Monday, September 24, 2012

Week 38

.





Internet is gerealiseerde metafysica: de welhaast absolute werkelijkheid van de geest. De geest die zich onafhankelijk heeft gemaakt van het lichaam, los ook van de beperkingen van ruimte en tijd. Om zich aldus een eigen wereld te creëren, alomtegenwoordig en alwetend. Het wachten is op haar almacht.


Zijnsvergetelheid? Om te beginnen, wat roept ‘zijn’ bij mij op? Een eerste associatie: er zijn, zonder voorwaarden of excuses, zonder mitsen of maren. Een diepe acceptatie van het bestaan. Als zodanig is ‘zijn’ een zaak van bewustzijn, van gewaarzijn, van een opgeruimd gemoed.


Sinds wanneer is het aan de democratische rechtstaat om het gevoel van gelovigen te verdedigen tegen belediging? Een democratische rechtstaat zou er nooit zijn gekomen zonder kwetsing van gelovigen en hun pogingen om van de staat een geloofsgemeenschap te maken.
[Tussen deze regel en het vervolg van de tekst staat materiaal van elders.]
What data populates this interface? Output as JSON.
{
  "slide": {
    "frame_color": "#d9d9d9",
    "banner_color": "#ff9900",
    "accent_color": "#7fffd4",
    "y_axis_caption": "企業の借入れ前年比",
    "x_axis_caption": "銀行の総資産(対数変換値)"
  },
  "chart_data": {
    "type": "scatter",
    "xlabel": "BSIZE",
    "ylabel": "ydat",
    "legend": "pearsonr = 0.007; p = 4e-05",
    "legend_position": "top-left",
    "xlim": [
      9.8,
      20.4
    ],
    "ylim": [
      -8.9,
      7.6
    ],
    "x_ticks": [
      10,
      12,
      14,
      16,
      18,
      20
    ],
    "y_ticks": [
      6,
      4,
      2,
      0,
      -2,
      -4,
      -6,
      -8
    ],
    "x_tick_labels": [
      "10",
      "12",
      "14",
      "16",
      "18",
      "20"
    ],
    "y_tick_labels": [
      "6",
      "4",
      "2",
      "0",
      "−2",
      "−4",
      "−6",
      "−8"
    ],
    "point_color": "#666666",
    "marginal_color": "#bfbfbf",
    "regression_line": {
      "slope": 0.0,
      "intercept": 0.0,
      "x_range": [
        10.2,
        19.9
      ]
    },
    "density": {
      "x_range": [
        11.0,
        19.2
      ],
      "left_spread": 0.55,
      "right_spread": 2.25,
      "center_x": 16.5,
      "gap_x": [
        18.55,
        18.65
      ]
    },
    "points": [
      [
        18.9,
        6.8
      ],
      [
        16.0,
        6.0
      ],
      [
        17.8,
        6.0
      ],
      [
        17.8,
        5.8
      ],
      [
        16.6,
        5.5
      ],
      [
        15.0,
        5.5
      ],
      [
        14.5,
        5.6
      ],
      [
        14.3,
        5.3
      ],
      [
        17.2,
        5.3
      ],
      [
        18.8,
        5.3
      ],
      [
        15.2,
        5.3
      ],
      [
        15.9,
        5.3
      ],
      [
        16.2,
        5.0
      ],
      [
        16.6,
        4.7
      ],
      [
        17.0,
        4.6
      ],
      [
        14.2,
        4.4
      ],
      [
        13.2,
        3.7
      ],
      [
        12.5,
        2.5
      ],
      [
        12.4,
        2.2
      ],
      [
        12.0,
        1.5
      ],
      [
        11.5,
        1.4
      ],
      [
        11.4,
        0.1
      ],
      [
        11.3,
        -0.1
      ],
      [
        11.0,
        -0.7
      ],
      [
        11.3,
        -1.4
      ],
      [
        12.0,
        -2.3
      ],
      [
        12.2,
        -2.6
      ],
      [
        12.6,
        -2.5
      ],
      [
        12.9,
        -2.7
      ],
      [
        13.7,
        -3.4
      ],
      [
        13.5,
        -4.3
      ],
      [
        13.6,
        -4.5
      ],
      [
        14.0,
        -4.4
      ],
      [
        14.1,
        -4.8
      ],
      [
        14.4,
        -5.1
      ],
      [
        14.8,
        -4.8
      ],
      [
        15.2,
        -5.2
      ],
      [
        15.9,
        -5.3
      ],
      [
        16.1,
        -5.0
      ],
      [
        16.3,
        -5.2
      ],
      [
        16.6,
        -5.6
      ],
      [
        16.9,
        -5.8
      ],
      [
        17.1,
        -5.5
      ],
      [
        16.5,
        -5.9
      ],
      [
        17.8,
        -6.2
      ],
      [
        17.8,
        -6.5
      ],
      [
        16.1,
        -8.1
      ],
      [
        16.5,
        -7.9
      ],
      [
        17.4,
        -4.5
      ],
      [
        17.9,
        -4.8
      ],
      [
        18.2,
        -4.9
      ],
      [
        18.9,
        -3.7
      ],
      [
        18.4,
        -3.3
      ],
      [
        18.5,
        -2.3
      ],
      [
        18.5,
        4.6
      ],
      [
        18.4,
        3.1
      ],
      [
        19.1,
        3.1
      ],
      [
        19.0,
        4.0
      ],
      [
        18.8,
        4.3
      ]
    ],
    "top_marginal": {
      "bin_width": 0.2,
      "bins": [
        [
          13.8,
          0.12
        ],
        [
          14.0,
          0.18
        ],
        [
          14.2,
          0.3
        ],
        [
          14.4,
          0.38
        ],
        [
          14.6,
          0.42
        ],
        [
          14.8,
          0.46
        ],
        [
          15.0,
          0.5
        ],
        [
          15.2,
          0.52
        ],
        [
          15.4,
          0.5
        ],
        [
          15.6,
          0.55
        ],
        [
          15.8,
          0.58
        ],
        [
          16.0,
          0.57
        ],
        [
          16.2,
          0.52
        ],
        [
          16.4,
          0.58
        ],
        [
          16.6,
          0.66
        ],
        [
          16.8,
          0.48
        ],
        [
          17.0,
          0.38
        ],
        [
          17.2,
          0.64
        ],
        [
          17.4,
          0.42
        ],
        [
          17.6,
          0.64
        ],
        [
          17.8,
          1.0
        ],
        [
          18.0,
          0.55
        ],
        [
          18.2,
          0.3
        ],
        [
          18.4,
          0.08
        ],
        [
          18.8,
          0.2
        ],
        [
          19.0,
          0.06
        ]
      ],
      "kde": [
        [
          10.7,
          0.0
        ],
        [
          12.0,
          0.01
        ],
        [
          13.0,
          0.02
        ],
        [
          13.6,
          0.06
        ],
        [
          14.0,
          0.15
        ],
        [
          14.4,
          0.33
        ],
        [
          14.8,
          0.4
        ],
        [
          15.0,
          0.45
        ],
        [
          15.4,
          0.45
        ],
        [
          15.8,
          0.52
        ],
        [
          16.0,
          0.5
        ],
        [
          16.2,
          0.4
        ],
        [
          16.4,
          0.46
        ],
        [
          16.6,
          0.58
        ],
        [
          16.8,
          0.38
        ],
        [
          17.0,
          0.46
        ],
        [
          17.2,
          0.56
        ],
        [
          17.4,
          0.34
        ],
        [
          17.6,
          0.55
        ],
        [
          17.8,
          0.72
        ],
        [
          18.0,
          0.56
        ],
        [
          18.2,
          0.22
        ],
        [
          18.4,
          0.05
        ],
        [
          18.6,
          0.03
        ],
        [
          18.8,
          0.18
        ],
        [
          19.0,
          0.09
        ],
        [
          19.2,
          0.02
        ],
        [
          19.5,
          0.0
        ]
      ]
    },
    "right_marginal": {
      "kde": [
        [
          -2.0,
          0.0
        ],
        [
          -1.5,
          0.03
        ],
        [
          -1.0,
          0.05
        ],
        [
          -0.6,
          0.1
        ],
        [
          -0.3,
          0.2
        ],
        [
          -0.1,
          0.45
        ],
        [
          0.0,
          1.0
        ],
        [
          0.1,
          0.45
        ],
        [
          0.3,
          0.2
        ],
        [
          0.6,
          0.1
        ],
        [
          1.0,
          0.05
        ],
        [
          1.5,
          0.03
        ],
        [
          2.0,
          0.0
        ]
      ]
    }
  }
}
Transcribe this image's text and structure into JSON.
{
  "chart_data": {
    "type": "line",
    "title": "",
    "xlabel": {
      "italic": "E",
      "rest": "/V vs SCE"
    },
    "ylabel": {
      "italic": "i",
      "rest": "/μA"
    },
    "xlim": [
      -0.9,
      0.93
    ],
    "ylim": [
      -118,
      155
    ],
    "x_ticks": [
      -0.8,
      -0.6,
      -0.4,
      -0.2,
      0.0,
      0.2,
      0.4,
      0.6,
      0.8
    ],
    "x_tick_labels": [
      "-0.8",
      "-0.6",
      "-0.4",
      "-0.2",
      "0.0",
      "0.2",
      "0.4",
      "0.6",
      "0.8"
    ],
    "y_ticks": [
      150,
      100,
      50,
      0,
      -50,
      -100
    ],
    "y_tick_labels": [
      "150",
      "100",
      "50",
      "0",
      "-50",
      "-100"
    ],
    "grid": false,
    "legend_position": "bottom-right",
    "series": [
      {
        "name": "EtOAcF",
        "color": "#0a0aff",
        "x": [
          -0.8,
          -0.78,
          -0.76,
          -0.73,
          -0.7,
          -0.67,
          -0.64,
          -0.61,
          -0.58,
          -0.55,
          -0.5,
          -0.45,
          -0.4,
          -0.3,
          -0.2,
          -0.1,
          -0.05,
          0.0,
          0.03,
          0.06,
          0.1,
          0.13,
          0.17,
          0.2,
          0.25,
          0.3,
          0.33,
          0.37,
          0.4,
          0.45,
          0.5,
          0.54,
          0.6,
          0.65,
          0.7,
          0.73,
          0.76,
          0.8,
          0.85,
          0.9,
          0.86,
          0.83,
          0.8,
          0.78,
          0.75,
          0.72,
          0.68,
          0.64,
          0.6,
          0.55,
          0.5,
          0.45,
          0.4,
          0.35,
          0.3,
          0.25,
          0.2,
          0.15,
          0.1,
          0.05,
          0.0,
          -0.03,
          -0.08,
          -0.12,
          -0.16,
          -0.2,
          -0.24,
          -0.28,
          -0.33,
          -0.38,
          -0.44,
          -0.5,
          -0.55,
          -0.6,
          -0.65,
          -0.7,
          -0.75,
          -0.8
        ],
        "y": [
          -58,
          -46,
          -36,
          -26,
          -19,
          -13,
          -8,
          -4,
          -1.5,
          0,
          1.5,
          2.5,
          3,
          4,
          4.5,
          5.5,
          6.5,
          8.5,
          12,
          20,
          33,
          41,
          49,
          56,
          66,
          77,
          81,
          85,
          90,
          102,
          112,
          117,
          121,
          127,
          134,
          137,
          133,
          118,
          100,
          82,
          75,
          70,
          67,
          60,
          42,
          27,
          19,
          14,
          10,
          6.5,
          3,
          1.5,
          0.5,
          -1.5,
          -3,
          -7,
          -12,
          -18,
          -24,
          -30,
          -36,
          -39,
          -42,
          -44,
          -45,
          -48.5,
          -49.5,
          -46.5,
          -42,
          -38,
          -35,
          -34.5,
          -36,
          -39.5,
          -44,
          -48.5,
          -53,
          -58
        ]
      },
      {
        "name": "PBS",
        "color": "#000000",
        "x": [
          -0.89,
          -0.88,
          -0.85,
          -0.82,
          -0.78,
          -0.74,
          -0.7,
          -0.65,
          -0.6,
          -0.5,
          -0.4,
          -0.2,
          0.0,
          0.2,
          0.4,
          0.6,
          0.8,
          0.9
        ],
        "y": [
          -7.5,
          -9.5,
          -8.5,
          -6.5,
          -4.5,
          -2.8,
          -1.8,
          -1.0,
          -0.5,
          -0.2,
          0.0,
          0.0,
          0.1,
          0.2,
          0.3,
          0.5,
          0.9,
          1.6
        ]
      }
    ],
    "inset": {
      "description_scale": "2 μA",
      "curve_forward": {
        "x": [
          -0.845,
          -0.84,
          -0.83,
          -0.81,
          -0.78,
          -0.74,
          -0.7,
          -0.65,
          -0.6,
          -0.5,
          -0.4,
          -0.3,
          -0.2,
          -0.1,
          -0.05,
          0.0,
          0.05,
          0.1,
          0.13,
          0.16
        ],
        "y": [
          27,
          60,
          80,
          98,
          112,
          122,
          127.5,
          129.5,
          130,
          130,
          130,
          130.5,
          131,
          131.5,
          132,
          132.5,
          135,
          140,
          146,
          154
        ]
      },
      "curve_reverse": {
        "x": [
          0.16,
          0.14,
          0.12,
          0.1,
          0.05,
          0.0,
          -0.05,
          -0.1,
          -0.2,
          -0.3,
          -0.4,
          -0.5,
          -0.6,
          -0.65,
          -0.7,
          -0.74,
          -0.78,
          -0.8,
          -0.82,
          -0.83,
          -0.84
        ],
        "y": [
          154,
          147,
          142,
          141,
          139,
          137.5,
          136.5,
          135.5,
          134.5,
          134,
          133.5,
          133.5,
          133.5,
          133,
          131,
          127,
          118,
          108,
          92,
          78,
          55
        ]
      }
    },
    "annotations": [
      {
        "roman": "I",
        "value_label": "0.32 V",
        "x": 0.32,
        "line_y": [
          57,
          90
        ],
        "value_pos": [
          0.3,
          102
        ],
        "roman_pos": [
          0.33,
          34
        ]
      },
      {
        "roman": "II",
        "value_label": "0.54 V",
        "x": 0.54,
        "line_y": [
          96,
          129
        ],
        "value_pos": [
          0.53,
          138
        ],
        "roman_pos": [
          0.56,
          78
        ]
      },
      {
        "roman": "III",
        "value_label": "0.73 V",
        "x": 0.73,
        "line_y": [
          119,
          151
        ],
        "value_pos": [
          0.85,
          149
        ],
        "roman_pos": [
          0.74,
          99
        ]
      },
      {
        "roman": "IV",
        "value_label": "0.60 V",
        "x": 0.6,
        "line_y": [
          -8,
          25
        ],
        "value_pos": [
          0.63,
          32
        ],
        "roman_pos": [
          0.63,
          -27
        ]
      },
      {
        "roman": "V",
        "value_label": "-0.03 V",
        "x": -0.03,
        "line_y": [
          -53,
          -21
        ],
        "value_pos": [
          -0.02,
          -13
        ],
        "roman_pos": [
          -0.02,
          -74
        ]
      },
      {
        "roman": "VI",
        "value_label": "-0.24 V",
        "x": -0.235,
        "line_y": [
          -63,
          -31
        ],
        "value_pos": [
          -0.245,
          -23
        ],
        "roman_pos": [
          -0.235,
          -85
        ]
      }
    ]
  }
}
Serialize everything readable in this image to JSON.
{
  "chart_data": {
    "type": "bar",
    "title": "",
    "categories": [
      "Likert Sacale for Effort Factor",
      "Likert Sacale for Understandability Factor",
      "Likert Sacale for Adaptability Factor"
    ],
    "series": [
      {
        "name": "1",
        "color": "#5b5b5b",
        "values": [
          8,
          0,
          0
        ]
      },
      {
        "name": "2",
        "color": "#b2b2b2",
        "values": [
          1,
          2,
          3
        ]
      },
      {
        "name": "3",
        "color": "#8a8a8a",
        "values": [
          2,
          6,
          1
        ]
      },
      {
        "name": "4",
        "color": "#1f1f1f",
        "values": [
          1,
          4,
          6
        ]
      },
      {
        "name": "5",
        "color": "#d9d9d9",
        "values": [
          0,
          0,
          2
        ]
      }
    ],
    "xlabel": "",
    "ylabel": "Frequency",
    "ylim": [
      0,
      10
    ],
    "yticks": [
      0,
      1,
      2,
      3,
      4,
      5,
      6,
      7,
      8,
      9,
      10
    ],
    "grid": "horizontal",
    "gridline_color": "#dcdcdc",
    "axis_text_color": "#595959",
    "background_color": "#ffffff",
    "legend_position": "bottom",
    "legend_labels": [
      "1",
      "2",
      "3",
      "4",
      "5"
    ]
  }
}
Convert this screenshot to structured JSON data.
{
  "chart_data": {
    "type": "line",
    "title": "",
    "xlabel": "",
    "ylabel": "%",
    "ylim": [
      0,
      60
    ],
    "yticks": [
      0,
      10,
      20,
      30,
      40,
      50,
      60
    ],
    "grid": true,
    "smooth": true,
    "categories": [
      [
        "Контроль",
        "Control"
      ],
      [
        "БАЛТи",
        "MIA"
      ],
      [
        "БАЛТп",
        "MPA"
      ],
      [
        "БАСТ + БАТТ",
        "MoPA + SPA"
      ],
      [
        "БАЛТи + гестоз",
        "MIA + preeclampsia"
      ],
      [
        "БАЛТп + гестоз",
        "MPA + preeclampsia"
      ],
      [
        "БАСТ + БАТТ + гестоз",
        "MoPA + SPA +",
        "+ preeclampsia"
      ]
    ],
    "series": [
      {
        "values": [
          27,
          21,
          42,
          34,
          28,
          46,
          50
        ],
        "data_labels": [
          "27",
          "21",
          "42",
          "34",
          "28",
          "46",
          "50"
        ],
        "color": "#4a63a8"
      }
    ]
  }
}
Primaat van de beleving. De menselijke geest is ook in staat tot manoeuvres die mij een gevoel van vervreemding geven. Wanneer ik mij in een massa bevind, bijvoorbeeld, de gedachte dat ik één van de vele miljoenen ben, anoniem, onbetekenend, een exemplaar van de soort die in grote lijnen hetzelfde doet als alle andere exemplaren. Of wanneer ik wetenschappelijke teksten lees waarin menszijn wordt bestudeerd met een gedesinteresseerde, objectiverende blik; het menselijk doen en laten bekeken vanuit een volstrekt extern standpunt, alsof het mieren betreft, - ook dan kan een kilte zich van mij meester maken, een kilte met een verlammende uitwerking op mijn zin in het leven. De enige remedie tegen deze mogelijkheid van de menselijke geest is voor mij: het primaat van de beleving herstellen. Een terugkeer in mijn lijfelijk bewustzijn. Het eerste is namelijk: hoe ik wat dan ook van binnenuit beleef. Hoe ik mij tot iets of iemand verhoud vanuit mijn beleving. Zonder mijn subjectiviteit ben ik niemand, een nummer, een schakel in een eindeloze reeks. Natuurlijk weet ik dat ik een van de velen ben, dat alles wat ik doe tijdelijk en vergankelijk is, dat mijn relaties en vriendschappen passen binnen een gigantisch netwerk waarin hetzelfde zich eindeloos herhaalt, en nog meer van dit soort abstracties. Maar dat alles doet niets af aan het gegeven dat ik in al die grootheden voor mezelf vertrekpunt ben van waaruit ik leef, handel en betrekkingen aanga met anderen, en dat alleen zo het leven er voor mij toe doet. Dit primaat van de beleving komt niet in de plaats van die externe blik, maar komt ernaast, als eerste, als begin, - voor mij althans, en niet te negeren, op straffe van zelfvervreemding.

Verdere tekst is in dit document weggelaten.